The CDD Rule is prescriptive on which customers require collection of beneficial ownership information. For example, importantly for entities operating in both regimes, legal entities publicly traded on non-U.S. exchanges are not categorically excluded from the beneficial ownership requirements. Covered institutions should review controls to ensure that the beneficial ownership information collected is used, for example, to inform ongoing monitoring investigations, or to avoid opening or maintaining an account involving individuals or entities subject to Office of Foreign Asset Control-administered sanctions.
- Updates to customer information using a risk-based approach. The 4th AMLD requires obliged entities to consider various risk factors (e.g., ownership, location of customer) before applying simplified due diligence (SDD) and EDD. Current AML/CTF processes and procedures must be reviewed to identify updates required to SDD/EDD, and systems and controls assessed to ensure that firms can apply SDD/EDD. Covered institutions under the CDD Rule will need to review and identify the trigger events that will require the firm to update customer information in the risk profile, including instances in which a new certification of beneficial ownership and control person information must be obtained. In addition, financial institutions may need to review and update identification and verification processes and procedures, systems, and controls to ensure that the rationale for the risk score assigned to customers incorporates information known about the beneficial owners.
- Updates to training programs to ensure consistent application of new regulatory requirements. Covered institutions should also update training programs for first and second line of defense to ensure consistent understanding of beneficial ownership and CDD requirements under the 4th AMLD and the CDD Rule.
The extent to which a financial institution operating on both sides of the Atlantic will be impacted by the two regulatory frameworks will to a large extent depend on the institution’s size, inherent risks, and customer base. Financial institutions should consider:
- Performing a holistic review of the demands of the 4th AMLD and the CDD Rule versus current practices to evaluate the extent of change required across the organization to comply with regulatory obligations.
- Communicating the areas of similarity and difference between the 4th AMLD and the CDD Rule, and considering the extent to which to review policies and procedures to meet regulatory demands (including whether there is a need to work to the higher of the two standards).
- Assessing systems and controls changes to ensure that updates required as a result of both regulatory frameworks are implemented in a coordinated manner and improve the organizations’ operational efficiency.

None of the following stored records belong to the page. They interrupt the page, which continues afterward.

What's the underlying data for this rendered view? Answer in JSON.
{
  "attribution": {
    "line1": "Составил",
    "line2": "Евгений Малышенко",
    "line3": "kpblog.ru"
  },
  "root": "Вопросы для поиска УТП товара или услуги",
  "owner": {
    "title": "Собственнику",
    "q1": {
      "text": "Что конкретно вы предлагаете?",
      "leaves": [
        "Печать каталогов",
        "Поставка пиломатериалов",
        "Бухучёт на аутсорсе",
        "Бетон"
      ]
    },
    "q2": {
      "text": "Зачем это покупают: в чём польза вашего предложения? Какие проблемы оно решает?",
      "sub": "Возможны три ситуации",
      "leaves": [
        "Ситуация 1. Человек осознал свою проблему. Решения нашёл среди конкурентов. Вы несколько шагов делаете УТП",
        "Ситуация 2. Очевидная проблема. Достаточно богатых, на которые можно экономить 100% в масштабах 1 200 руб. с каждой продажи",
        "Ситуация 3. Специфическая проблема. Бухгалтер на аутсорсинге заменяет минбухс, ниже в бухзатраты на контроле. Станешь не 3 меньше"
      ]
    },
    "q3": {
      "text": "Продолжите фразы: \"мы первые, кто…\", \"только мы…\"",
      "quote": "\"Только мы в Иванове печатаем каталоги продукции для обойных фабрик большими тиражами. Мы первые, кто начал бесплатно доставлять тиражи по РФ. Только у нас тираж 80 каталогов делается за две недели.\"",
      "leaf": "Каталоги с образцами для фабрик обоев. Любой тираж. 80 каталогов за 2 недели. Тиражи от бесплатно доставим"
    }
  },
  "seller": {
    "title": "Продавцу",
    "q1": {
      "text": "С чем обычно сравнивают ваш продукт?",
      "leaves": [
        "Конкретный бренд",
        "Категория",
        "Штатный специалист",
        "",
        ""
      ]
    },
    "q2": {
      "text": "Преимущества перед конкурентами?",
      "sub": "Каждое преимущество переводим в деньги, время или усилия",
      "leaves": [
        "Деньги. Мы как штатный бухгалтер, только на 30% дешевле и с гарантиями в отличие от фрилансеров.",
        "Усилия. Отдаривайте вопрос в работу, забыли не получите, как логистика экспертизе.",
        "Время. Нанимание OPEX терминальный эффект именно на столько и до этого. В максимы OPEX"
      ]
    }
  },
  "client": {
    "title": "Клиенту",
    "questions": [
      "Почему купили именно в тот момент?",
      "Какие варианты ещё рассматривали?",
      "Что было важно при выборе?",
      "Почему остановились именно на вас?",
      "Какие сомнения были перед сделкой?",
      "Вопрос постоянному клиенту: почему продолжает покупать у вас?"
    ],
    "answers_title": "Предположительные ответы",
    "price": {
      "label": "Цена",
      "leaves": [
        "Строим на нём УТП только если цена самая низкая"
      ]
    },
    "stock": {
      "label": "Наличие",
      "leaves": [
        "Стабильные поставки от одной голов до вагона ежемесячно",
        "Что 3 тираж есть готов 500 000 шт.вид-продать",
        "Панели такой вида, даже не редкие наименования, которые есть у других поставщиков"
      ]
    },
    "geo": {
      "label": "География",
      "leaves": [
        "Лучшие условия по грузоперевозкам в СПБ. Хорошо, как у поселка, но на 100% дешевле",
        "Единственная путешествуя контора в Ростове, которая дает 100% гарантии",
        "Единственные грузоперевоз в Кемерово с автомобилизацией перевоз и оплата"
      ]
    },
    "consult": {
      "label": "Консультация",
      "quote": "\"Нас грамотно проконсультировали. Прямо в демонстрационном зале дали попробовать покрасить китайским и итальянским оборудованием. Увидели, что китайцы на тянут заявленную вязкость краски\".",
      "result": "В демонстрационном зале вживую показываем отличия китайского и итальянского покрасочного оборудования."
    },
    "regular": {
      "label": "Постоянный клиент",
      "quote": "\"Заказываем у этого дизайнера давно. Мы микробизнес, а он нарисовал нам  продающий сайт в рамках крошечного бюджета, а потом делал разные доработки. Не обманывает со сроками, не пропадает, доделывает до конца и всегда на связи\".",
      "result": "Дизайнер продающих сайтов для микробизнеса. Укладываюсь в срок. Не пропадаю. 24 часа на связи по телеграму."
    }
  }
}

- Assessing the impact of updating customer information in one jurisdiction on the rules in other jurisdictions. For example, new information revealed as a result of a periodic refresh in Europe following the 4th AMLD may itself be a trigger event under the CDD Rule. Therefore, firms should consider whether they need new systems, controls, or processes to ensure compliance with both regulatory frameworks.
1. On Nov. 21, 2017, FINRA issued Regulatory Notice 17-40: FinCEN’s Customer Due Diligence Requirements for Financial Institutions and FINRA Rule 3310.